Schumer a écrit sur les réseaux sociaux mardi que, bien qu'il puisse « détester bon nombre des opinions et des politiques que Mahmoud Khalil défend », son arrestation et sa détention pourraient ne pas être justifiées. « Si l'administration ne peut pas prouver qu'il a violé une quelconque loi pénale pour justifier cette mesure sévère et qu'elle le fait pour les opinions qu'il a exprimées, alors c'est une erreur », a-t-il écrit.
Jeffries a suggéré que l'université de Columbia, plutôt que les services d'immigration, se charge de la répression de Khalil. « Dans la mesure où ses actions étaient incompatibles avec la politique de l'université de Columbia et créaient un environnement universitaire hostile inacceptable pour les étudiants juifs et d'autres personnes, il existe une procédure disciplinaire universitaire sérieuse qui peut s'occuper de cette question », a-t-il déclaré. À moins que le ministère de la Sécurité intérieure ne puisse « produire des faits et des preuves d'une activité criminelle », l'arrestation était « en contradiction flagrante avec la Constitution des États-Unis ».
Le candidat à l'investiture démocrate pour la mairie de New York, l'ancien gouverneur Andrew Cuomo, a dénoncé au vitriol les manifestations sur le campus en les qualifiant d'« antisémitisme », ajoutant que « je les condamne sans équivoque ». Il a seulement conseillé à l'administration Trump d'agir avec prudence : « L'État de droit est important et nous ne devons jamais l'oublier, quelle que soit l'opinion politique exprimée, aussi odieuse soit-elle. »
Le caractère agressivement droitier de la réponse du Parti démocrate ne fait que souligner que la société américaine est arrivée à un tournant. Comme l'a prévenu le comité de rédaction du World Socialist Web Site après l'arrestation de Khalil :
Personne ne doit sous-estimer l'ampleur de cet assaut contre les droits démocratiques. C'est le pouvoir de l'oligarchie en action.

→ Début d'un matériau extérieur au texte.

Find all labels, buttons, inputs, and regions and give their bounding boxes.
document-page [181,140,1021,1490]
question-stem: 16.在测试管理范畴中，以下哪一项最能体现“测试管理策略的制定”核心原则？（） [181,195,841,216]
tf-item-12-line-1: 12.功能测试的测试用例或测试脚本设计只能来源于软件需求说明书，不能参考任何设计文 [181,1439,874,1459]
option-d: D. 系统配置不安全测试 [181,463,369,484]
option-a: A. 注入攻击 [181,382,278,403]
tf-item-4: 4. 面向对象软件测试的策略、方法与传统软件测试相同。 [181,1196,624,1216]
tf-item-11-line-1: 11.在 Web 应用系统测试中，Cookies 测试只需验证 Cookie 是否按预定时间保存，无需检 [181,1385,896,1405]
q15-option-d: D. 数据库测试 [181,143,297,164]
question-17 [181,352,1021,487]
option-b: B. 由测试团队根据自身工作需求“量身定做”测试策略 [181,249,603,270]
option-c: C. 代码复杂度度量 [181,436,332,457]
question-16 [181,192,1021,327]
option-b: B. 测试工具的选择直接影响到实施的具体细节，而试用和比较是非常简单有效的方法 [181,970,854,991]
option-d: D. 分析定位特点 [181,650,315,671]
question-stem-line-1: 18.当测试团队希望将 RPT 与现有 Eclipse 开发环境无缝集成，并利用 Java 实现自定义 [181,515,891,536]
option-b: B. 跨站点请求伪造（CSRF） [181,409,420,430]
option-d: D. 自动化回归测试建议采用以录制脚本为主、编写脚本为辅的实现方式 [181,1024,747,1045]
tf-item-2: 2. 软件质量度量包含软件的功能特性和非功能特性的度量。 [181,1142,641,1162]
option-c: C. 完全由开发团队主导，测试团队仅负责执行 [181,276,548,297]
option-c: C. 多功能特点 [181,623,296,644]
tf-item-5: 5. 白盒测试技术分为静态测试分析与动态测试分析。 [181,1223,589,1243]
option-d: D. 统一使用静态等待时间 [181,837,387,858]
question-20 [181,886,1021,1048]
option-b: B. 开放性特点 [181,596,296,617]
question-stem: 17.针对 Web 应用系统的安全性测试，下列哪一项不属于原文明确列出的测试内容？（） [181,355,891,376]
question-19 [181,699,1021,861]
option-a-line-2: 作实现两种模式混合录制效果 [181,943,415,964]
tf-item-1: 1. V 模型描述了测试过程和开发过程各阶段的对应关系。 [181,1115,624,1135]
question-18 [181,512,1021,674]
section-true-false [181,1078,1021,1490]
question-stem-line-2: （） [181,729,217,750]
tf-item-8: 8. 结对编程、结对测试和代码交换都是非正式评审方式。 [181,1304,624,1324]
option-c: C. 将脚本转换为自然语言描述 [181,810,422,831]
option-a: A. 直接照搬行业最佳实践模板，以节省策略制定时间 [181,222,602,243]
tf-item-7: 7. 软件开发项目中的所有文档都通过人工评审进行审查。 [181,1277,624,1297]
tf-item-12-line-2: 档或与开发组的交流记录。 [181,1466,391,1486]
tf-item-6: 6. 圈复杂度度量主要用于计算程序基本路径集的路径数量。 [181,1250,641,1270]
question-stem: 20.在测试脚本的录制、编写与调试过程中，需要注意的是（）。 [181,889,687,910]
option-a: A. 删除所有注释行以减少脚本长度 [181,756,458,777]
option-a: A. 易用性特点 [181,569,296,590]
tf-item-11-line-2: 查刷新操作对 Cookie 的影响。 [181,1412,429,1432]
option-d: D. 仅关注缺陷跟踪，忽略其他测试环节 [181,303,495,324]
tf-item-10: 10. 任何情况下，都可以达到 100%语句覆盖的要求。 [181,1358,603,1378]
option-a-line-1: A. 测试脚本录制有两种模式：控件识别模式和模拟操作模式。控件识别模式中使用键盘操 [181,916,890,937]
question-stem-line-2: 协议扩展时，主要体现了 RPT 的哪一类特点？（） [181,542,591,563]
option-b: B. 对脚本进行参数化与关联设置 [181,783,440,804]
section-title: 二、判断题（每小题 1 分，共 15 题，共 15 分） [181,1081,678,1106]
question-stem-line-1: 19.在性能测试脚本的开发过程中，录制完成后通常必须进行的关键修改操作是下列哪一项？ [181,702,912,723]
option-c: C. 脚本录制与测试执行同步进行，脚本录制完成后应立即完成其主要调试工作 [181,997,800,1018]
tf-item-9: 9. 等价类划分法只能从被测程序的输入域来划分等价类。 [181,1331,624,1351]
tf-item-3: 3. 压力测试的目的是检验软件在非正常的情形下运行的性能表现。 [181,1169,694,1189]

La plus grave erreur serait de faire confiance au Parti démocrate ou à l'appareil syndical. La lutte pour la libération de Mahmoud Khalil est indissociable de la lutte plus large contre la dictature de l'oligarchie financière. La classe ouvrière doit intervenir avec sa propre force indépendante pour défendre les droits démocratiques et s'opposer au tournant vers la guerre et la dictature.